LA mayoral hopeful Nithya Raman ripped to shreds over fetid hellhole in her own backyard: ‘Failure to lead’
Nithya Raman is being blasted for failing to clear a dangerous LA River encampment after securing more than $4 million in state funding specifically to address it.
Nearly two years after a state grant, the money remains unspent while conditions along the river corridor continue to worsen.
The cash comes from California’s Encampment Resolution Fund, a program designed to move people living in encampments into housing and supportive services.
e California Post first reported earlier this week that Raman secured a $4,011,357 grant to address a sprawling homeless encampment stretching across a 19-mile section of the Los Angeles River.
Roughly 90 people are living in tents, storm drains and makeshift shelters along in the area.
The grant was awarded after Raman submitted a proposal to the state promising intensive outreach, housing placements and pathways to permanent housing.
But to date, the funding remained unspent.
Raman’s office blamed administrative and contracting delays.
“Councilmember Nithya Raman has consistently treated homelessness as the urgent crisis it is, which is why it is deeply frustrating when critical resources get caught in administrative and contracting processes,” a spokesperson told The Post.
The spokesperson added that the Encampment Resolution Fund “is intended to support rapid outreach and housing interventions, not sit idle while City departments work through bureaucracy” and said implementation is expected to begin later this month.
Monica Rodriguez says she’s not buying it and is using success in her own district as to why.
“There’s no bureaucracy,” Rodriguez told The Post. “It’s no different than any other contract that we engage in with a service provider. You issue the scope of work, you work with the provider, and you award the contract. That’s it.”
Rodriguez can use her own record as evidence of success.
Her office received funding through the same Encampment Resolution Fund program and, in roughly the same amount of time, housed 90 people and removed 40 RVs from city streets through her RV-to-Home initiative.
Building on that initial success, Rodriguez said the broader program has now housed 387 people and removed 184 RVs citywide.
“When we got the $5 million from the state for the Encampment Resolution Fund, we had already been doing that work,” Rodriguez said.
Rodriguez also points to the LA River encampment as evidence that Raman’s campaign message of “urgency on homelessness” does not match their pace of progress.
“She chairs the homeless and housing committee and is now asking people to give her a promotion,” Rodriguez said.
The California Post has documented people living inside flood channels, beneath bridges and inside concrete culverts along the river.

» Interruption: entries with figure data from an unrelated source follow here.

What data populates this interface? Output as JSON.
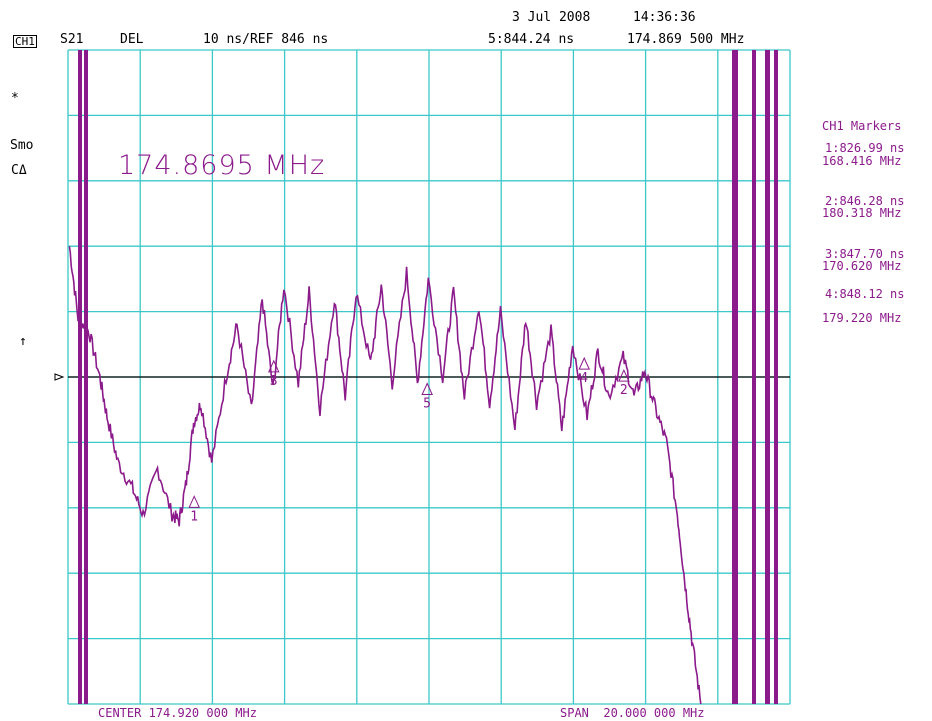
{
  "header": {
    "date": "3 Jul 2008",
    "time": "14:36:36",
    "channel": "CH1",
    "param": "S21",
    "format": "DEL",
    "scale": "10 ns/REF 846 ns",
    "active_marker": "5:844.24 ns",
    "active_marker_freq": "174.869 500 MHz"
  },
  "left_annotations": {
    "star": "*",
    "smo": "Smo",
    "cdelta": "CΔ",
    "ref_arrow": "↑"
  },
  "marker_readout": "174.8695 MHz",
  "markers_panel": {
    "title": "CH1 Markers",
    "items": [
      {
        "label": "1:",
        "time": "826.99 ns",
        "freq": "168.416 MHz"
      },
      {
        "label": "2:",
        "time": "846.28 ns",
        "freq": "180.318 MHz"
      },
      {
        "label": "3:",
        "time": "847.70 ns",
        "freq": "170.620 MHz"
      },
      {
        "label": "4:",
        "time": "848.12 ns",
        "freq": "179.220 MHz"
      }
    ]
  },
  "footer": {
    "center": "CENTER 174.920 000 MHz",
    "span": "SPAN  20.000 000 MHz"
  },
  "colors": {
    "grid": "#3cc8c8",
    "trace": "#8b1a8b",
    "text": "#000000"
  },
  "chart_data": {
    "type": "line",
    "title": "",
    "xlabel": "",
    "ylabel": "",
    "x_range_mhz": [
      164.92,
      184.92
    ],
    "ylim_ns": [
      796,
      896
    ],
    "reference_ns": 846,
    "divisions": {
      "x": 10,
      "y": 10
    },
    "grid": true,
    "series": [
      {
        "name": "",
        "x": [
          164.96,
          165.2,
          165.5,
          165.8,
          166.0,
          166.3,
          166.7,
          167.0,
          167.4,
          167.8,
          168.0,
          168.2,
          168.4,
          168.6,
          168.9,
          169.3,
          169.6,
          170.0,
          170.3,
          170.6,
          170.9,
          171.3,
          171.6,
          171.9,
          172.3,
          172.6,
          172.9,
          173.3,
          173.6,
          173.9,
          174.3,
          174.6,
          174.9,
          175.3,
          175.6,
          175.9,
          176.3,
          176.6,
          176.9,
          177.3,
          177.6,
          177.9,
          178.3,
          178.6,
          178.9,
          179.3,
          179.6,
          179.9,
          180.3,
          180.6,
          180.9,
          181.2,
          181.5,
          181.8,
          182.0,
          182.2,
          182.45
        ],
        "y": [
          866,
          855,
          853,
          846,
          840,
          833,
          829,
          825,
          832,
          825,
          824,
          830,
          839,
          842,
          833,
          846,
          854,
          841,
          858,
          844,
          860,
          845,
          859,
          841,
          858,
          843,
          859,
          848,
          860,
          845,
          862,
          845,
          861,
          846,
          859,
          843,
          857,
          842,
          856,
          838,
          855,
          842,
          853,
          838,
          851,
          840,
          850,
          843,
          849,
          843,
          847,
          841,
          836,
          825,
          815,
          806,
          796
        ]
      }
    ],
    "markers": [
      {
        "id": "1",
        "x": 168.416,
        "y": 826.99
      },
      {
        "id": "2",
        "x": 180.318,
        "y": 846.28
      },
      {
        "id": "3",
        "x": 170.62,
        "y": 847.7
      },
      {
        "id": "4",
        "x": 179.22,
        "y": 848.12
      },
      {
        "id": "5",
        "x": 174.8695,
        "y": 844.24
      }
    ]
  }
}
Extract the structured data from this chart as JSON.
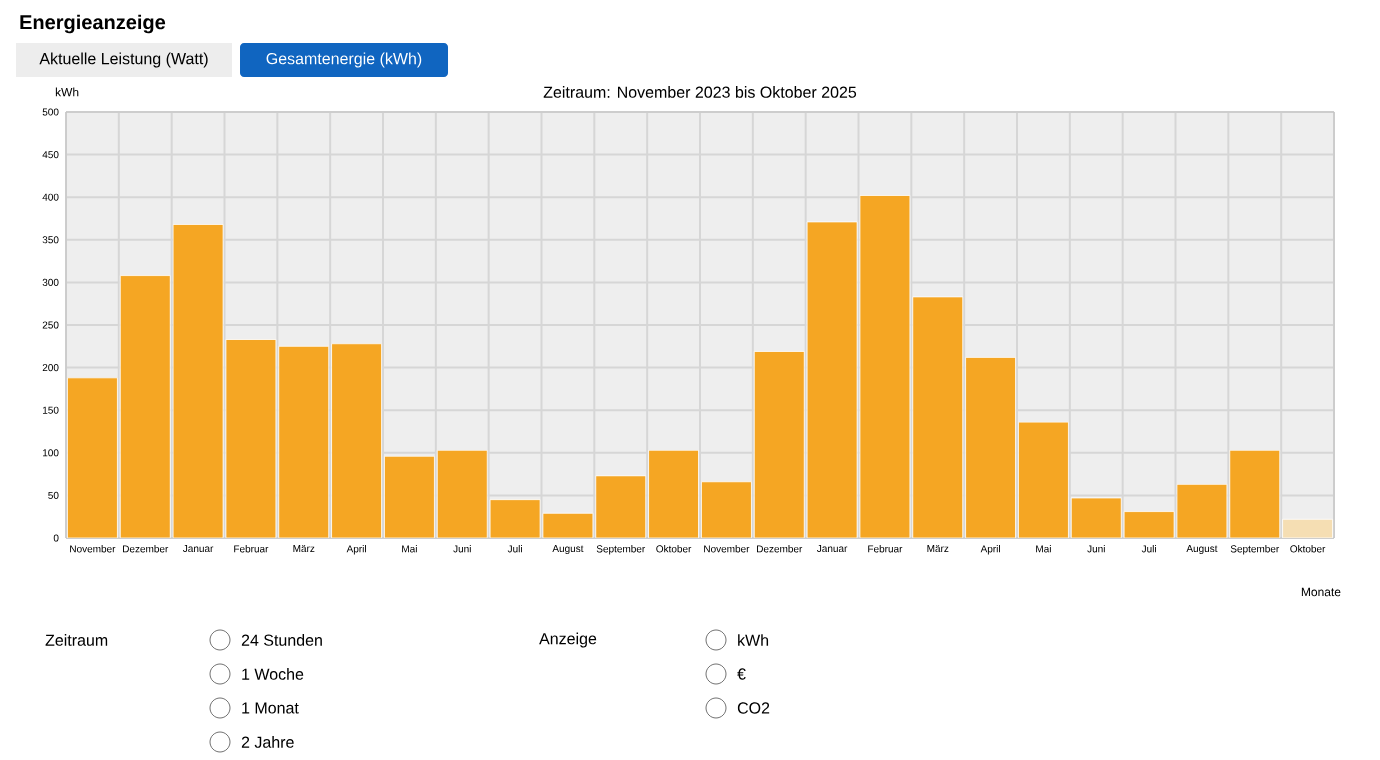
{
  "chart_data": {
    "type": "bar",
    "title": "Energieanzeige",
    "subtitle": "Zeitraum: November 2023 bis Oktober 2025",
    "xlabel": "Monate",
    "ylabel": "kWh",
    "categories": [
      "November",
      "Dezember",
      "Januar",
      "Februar",
      "März",
      "April",
      "Mai",
      "Juni",
      "Juli",
      "August",
      "September",
      "Oktober",
      "November",
      "Dezember",
      "Januar",
      "Februar",
      "März",
      "April",
      "Mai",
      "Juni",
      "Juli",
      "August",
      "September",
      "Oktober"
    ],
    "values": [
      188,
      308,
      368,
      233,
      225,
      228,
      96,
      103,
      45,
      29,
      73,
      103,
      66,
      219,
      371,
      402,
      283,
      212,
      136,
      47,
      31,
      63,
      103,
      22
    ],
    "colors": [
      "#f5a623",
      "#f5a623",
      "#f5a623",
      "#f5a623",
      "#f5a623",
      "#f5a623",
      "#f5a623",
      "#f5a623",
      "#f5a623",
      "#f5a623",
      "#f5a623",
      "#f5a623",
      "#f5a623",
      "#f5a623",
      "#f5a623",
      "#f5a623",
      "#f5a623",
      "#f5a623",
      "#f5a623",
      "#f5a623",
      "#f5a623",
      "#f5a623",
      "#f5a623",
      "#f5deb3"
    ],
    "ylim": [
      0,
      500
    ],
    "yticks": [
      0,
      50,
      100,
      150,
      200,
      250,
      300,
      350,
      400,
      450,
      500
    ],
    "grid": true,
    "annotations": [
      "Aktuelle Leistung (Watt)",
      "Gesamtenergie (kWh)",
      "Zeitraum",
      "24 Stunden",
      "1 Woche",
      "1 Monat",
      "2 Jahre",
      "Anzeige",
      "kWh",
      "€",
      "CO2"
    ]
  }
}
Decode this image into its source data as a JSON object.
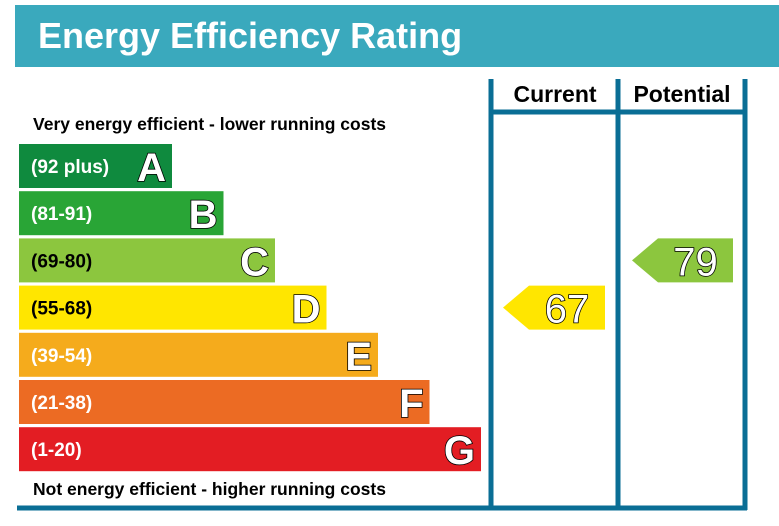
{
  "title": "Energy Efficiency Rating",
  "top_note": "Very energy efficient - lower running costs",
  "bottom_note": "Not energy efficient - higher running costs",
  "columns": {
    "current": "Current",
    "potential": "Potential"
  },
  "colors": {
    "title_bar": "#3aa9bd",
    "frame": "#0a6e95",
    "A": "#0f8a3e",
    "B": "#29a536",
    "C": "#8cc63e",
    "D": "#ffe600",
    "E": "#f5ab1c",
    "F": "#ec6b23",
    "G": "#e31d23"
  },
  "chart_data": {
    "type": "bar",
    "bands": [
      {
        "letter": "A",
        "range": "(92 plus)"
      },
      {
        "letter": "B",
        "range": "(81-91)"
      },
      {
        "letter": "C",
        "range": "(69-80)"
      },
      {
        "letter": "D",
        "range": "(55-68)"
      },
      {
        "letter": "E",
        "range": "(39-54)"
      },
      {
        "letter": "F",
        "range": "(21-38)"
      },
      {
        "letter": "G",
        "range": "(1-20)"
      }
    ],
    "current": {
      "value": 67,
      "band": "D"
    },
    "potential": {
      "value": 79,
      "band": "C"
    }
  }
}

Outreach workers and advocates have described rampant methamphetamine use, untreated mental illness, criminal activity and a revolving cycle of incarceration and homelessness.
Rodriguez said she cannot understand why other council districts have successfully moved Encampment Resolution Fund projects forward while Raman’s remains stalled.
“I don’t understand how everyone else is doing what Ms. Raman can’t,” Rodriguez said.
Rodriguez also points out that Raman is not an outsider looking in.
As chair of the City Council’s Housing and Homelessness Committee, Rodriguez says she already occupies one of the most powerful positions shaping homelessness policy in Los Angeles..
“Based on her failure to deliver in the role that she has now, I don’t understand how she’s claiming that she would work with any greater sense of urgency.”
“The numbers don’t lie,” she said. “The fact that it’s been a year and there’s been no commitment for the expenditure of those funds reflects a failure to lead.”
Rodriguez’s RV-to-Home program has since drawn attention beyond her district.
The initiative is now being used as a pilot program by Mayor Karen Bass’ administration and is expanding into other council districts as city leaders look for new ways to address the growing RV encampment crisis.